In Abhängigkeit von der Therapiemodalität zeigten sich nach alleiniger Radiatio bei 55 % der Langzeitüberlebenden schwerwiegende Ereignisse, nach alleiniger Chemotherapie dagegen nur bei 15 %; nach ausschließlich operativer Therapie belief sich diese Quote auf 25 %.

Eine hohe Rate schwerer Therapiefolgen wurde vor allem bei Knochen- und ZNS-Tumoren gefunden (64 %), seltenere Spätkomplikationen bei Wilmstumoren und hämatologischen Malignomen (je 12 %).

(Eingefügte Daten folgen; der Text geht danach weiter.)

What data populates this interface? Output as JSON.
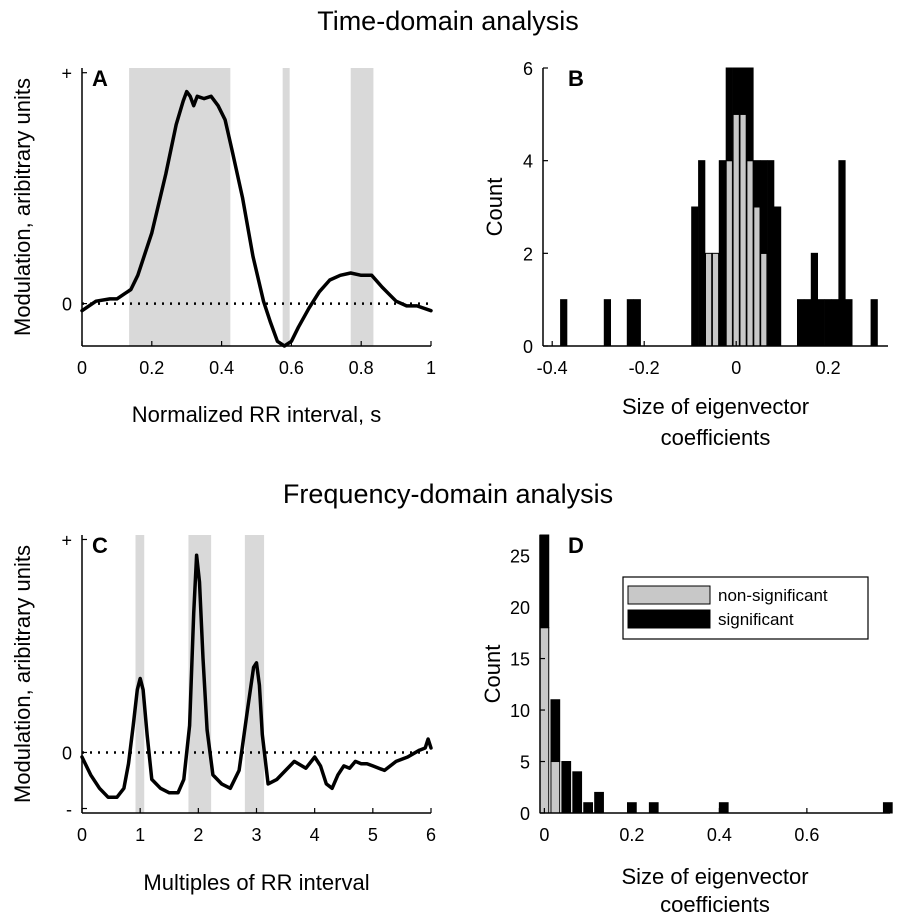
{
  "titles": {
    "time": "Time-domain analysis",
    "freq": "Frequency-domain analysis"
  },
  "colors": {
    "shade": "#d9d9d9",
    "significant": "#000000",
    "non_significant": "#c8c8c8",
    "line": "#000000"
  },
  "chart_data": [
    {
      "id": "A",
      "type": "line",
      "panel_label": "A",
      "xlabel": "Normalized RR interval, s",
      "ylabel": "Modulation, aribitrary units",
      "xlim": [
        0,
        1
      ],
      "ylim": [
        -0.18,
        1.0
      ],
      "xticks": [
        "0",
        "0.2",
        "0.4",
        "0.6",
        "0.8",
        "1"
      ],
      "xtick_values": [
        0,
        0.2,
        0.4,
        0.6,
        0.8,
        1
      ],
      "yticks": [
        "0",
        "+"
      ],
      "ytick_values": [
        0,
        0.98
      ],
      "baseline": 0,
      "shaded_regions": [
        [
          0.135,
          0.425
        ],
        [
          0.575,
          0.595
        ],
        [
          0.77,
          0.835
        ]
      ],
      "x": [
        0,
        0.04,
        0.08,
        0.1,
        0.12,
        0.14,
        0.16,
        0.2,
        0.24,
        0.27,
        0.29,
        0.3,
        0.31,
        0.32,
        0.33,
        0.35,
        0.37,
        0.39,
        0.41,
        0.43,
        0.46,
        0.49,
        0.52,
        0.54,
        0.56,
        0.58,
        0.6,
        0.62,
        0.65,
        0.68,
        0.71,
        0.74,
        0.77,
        0.8,
        0.83,
        0.86,
        0.88,
        0.9,
        0.93,
        0.96,
        1.0
      ],
      "y": [
        -0.03,
        0.01,
        0.02,
        0.02,
        0.04,
        0.06,
        0.12,
        0.3,
        0.55,
        0.76,
        0.86,
        0.9,
        0.88,
        0.84,
        0.88,
        0.87,
        0.88,
        0.84,
        0.78,
        0.65,
        0.45,
        0.2,
        0.01,
        -0.08,
        -0.16,
        -0.18,
        -0.16,
        -0.1,
        -0.02,
        0.05,
        0.1,
        0.12,
        0.13,
        0.12,
        0.12,
        0.07,
        0.04,
        0.01,
        -0.01,
        -0.01,
        -0.03
      ]
    },
    {
      "id": "B",
      "type": "bar",
      "stacked": true,
      "panel_label": "B",
      "xlabel": "Size of eigenvector coefficients",
      "ylabel": "Count",
      "xlim": [
        -0.42,
        0.33
      ],
      "ylim": [
        0,
        6
      ],
      "xticks": [
        "-0.4",
        "-0.2",
        "0",
        "0.2"
      ],
      "xtick_values": [
        -0.4,
        -0.2,
        0,
        0.2
      ],
      "yticks": [
        "0",
        "2",
        "4",
        "6"
      ],
      "ytick_values": [
        0,
        2,
        4,
        6
      ],
      "bin_width": 0.0135,
      "bin_centers": [
        -0.375,
        -0.28,
        -0.23,
        -0.215,
        -0.09,
        -0.075,
        -0.06,
        -0.045,
        -0.03,
        -0.015,
        0.0,
        0.015,
        0.03,
        0.045,
        0.06,
        0.075,
        0.09,
        0.14,
        0.155,
        0.17,
        0.185,
        0.2,
        0.215,
        0.23,
        0.245,
        0.3
      ],
      "series": [
        {
          "name": "non-significant",
          "values": [
            0,
            0,
            0,
            0,
            0,
            0,
            2,
            2,
            0,
            4,
            5,
            5,
            4,
            3,
            2,
            0,
            0,
            0,
            0,
            0,
            0,
            0,
            0,
            0,
            0,
            0
          ]
        },
        {
          "name": "significant",
          "values": [
            1,
            1,
            1,
            1,
            3,
            4,
            0,
            0,
            4,
            2,
            1,
            1,
            2,
            1,
            2,
            4,
            3,
            1,
            1,
            2,
            1,
            1,
            1,
            4,
            1,
            1
          ]
        }
      ]
    },
    {
      "id": "C",
      "type": "line",
      "panel_label": "C",
      "xlabel": "Multiples of RR interval",
      "ylabel": "Modulation, aribitrary units",
      "xlim": [
        0,
        6
      ],
      "ylim": [
        -0.27,
        0.97
      ],
      "xticks": [
        "0",
        "1",
        "2",
        "3",
        "4",
        "5",
        "6"
      ],
      "xtick_values": [
        0,
        1,
        2,
        3,
        4,
        5,
        6
      ],
      "yticks": [
        "-",
        "0",
        "+"
      ],
      "ytick_values": [
        -0.25,
        0,
        0.95
      ],
      "baseline": 0,
      "shaded_regions": [
        [
          0.92,
          1.07
        ],
        [
          1.83,
          2.22
        ],
        [
          2.8,
          3.13
        ]
      ],
      "x": [
        0,
        0.15,
        0.3,
        0.45,
        0.6,
        0.72,
        0.8,
        0.88,
        0.95,
        1.0,
        1.05,
        1.12,
        1.2,
        1.35,
        1.5,
        1.65,
        1.75,
        1.85,
        1.92,
        1.97,
        2.02,
        2.08,
        2.15,
        2.25,
        2.4,
        2.55,
        2.7,
        2.85,
        2.95,
        3.0,
        3.05,
        3.1,
        3.2,
        3.35,
        3.5,
        3.65,
        3.85,
        4.0,
        4.1,
        4.2,
        4.3,
        4.4,
        4.5,
        4.6,
        4.7,
        4.8,
        4.9,
        5.0,
        5.2,
        5.4,
        5.6,
        5.8,
        5.9,
        5.95,
        6.0
      ],
      "y": [
        -0.02,
        -0.1,
        -0.16,
        -0.2,
        -0.2,
        -0.16,
        -0.05,
        0.12,
        0.28,
        0.33,
        0.28,
        0.08,
        -0.12,
        -0.16,
        -0.18,
        -0.18,
        -0.12,
        0.12,
        0.62,
        0.88,
        0.76,
        0.42,
        0.1,
        -0.1,
        -0.14,
        -0.16,
        -0.08,
        0.2,
        0.38,
        0.4,
        0.3,
        0.08,
        -0.14,
        -0.12,
        -0.08,
        -0.04,
        -0.07,
        -0.02,
        -0.06,
        -0.14,
        -0.16,
        -0.1,
        -0.06,
        -0.07,
        -0.04,
        -0.05,
        -0.05,
        -0.06,
        -0.08,
        -0.04,
        -0.02,
        0.01,
        0.02,
        0.06,
        0.02
      ]
    },
    {
      "id": "D",
      "type": "bar",
      "stacked": true,
      "panel_label": "D",
      "xlabel": "Size of eigenvector coefficients",
      "ylabel": "Count",
      "xlim": [
        -0.01,
        0.79
      ],
      "ylim": [
        0,
        27
      ],
      "xticks": [
        "0",
        "0.2",
        "0.4",
        "0.6"
      ],
      "xtick_values": [
        0,
        0.2,
        0.4,
        0.6
      ],
      "yticks": [
        "0",
        "5",
        "10",
        "15",
        "20",
        "25"
      ],
      "ytick_values": [
        0,
        5,
        10,
        15,
        20,
        25
      ],
      "bin_width": 0.02,
      "bin_centers": [
        0.0,
        0.025,
        0.05,
        0.075,
        0.1,
        0.125,
        0.2,
        0.25,
        0.41,
        0.785
      ],
      "series": [
        {
          "name": "non-significant",
          "values": [
            18,
            5,
            0,
            0,
            0,
            0,
            0,
            0,
            0,
            0
          ]
        },
        {
          "name": "significant",
          "values": [
            9,
            6,
            5,
            4,
            1,
            2,
            1,
            1,
            1,
            1
          ]
        }
      ],
      "legend_position": "top-right",
      "legend": [
        {
          "label": "non-significant",
          "color": "#c8c8c8"
        },
        {
          "label": "significant",
          "color": "#000000"
        }
      ]
    }
  ]
}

Fazit: Für Langzeitüberlebende nach malignen Tumoren im Kindesalter sollten strukturierte Nachsorgeprogramme erarbeitet werden, die vorhersehbaren Risiken rechtzeitig entgegenwirken. Dazu sind langfristig angelegte prospektive Untersuchungen nötig, so die Autoren.

Kommentar: Zusammen mit der im vergangenen Jahr veröffentlichten „Childhood Cancer Survivor Study” (CCSS) liefert die vorliegende Studie wichtige Daten zu den Langzeitfolgen kurativer Therapien bei kindlichen Tumoren, so die Autoren. Beide Studien kommen zu dem Ergebnis, dass bei einem Großteil der Überlebenden mindestens eine chronische Erkrankung oder schwerwiegende Beeinträchtigung als Folge der Therapie zurückbleibt. Wichtig sei, so K. C. Oeffinger und L. L. Robison in ihrem Editorial (JAMA. 2007; 297: 2762-2764), dass diese Langzeitfolgen keine chronischen Erkrankungen im herkömmlichen Sinne sind, sondern sich aus der ursprünglichen Therapie nach einer teils jahrelangen Latenz Erkrankungen von Organsystemen zeigen, die von der ursprünglichen Erkrankung nicht betroffen waren. Daher sei auch die Entwicklung entsprechender Langzeitscreeningprogramme für Betroffene und die Sensibilisierung des medizinischen Personals extrem wichtig.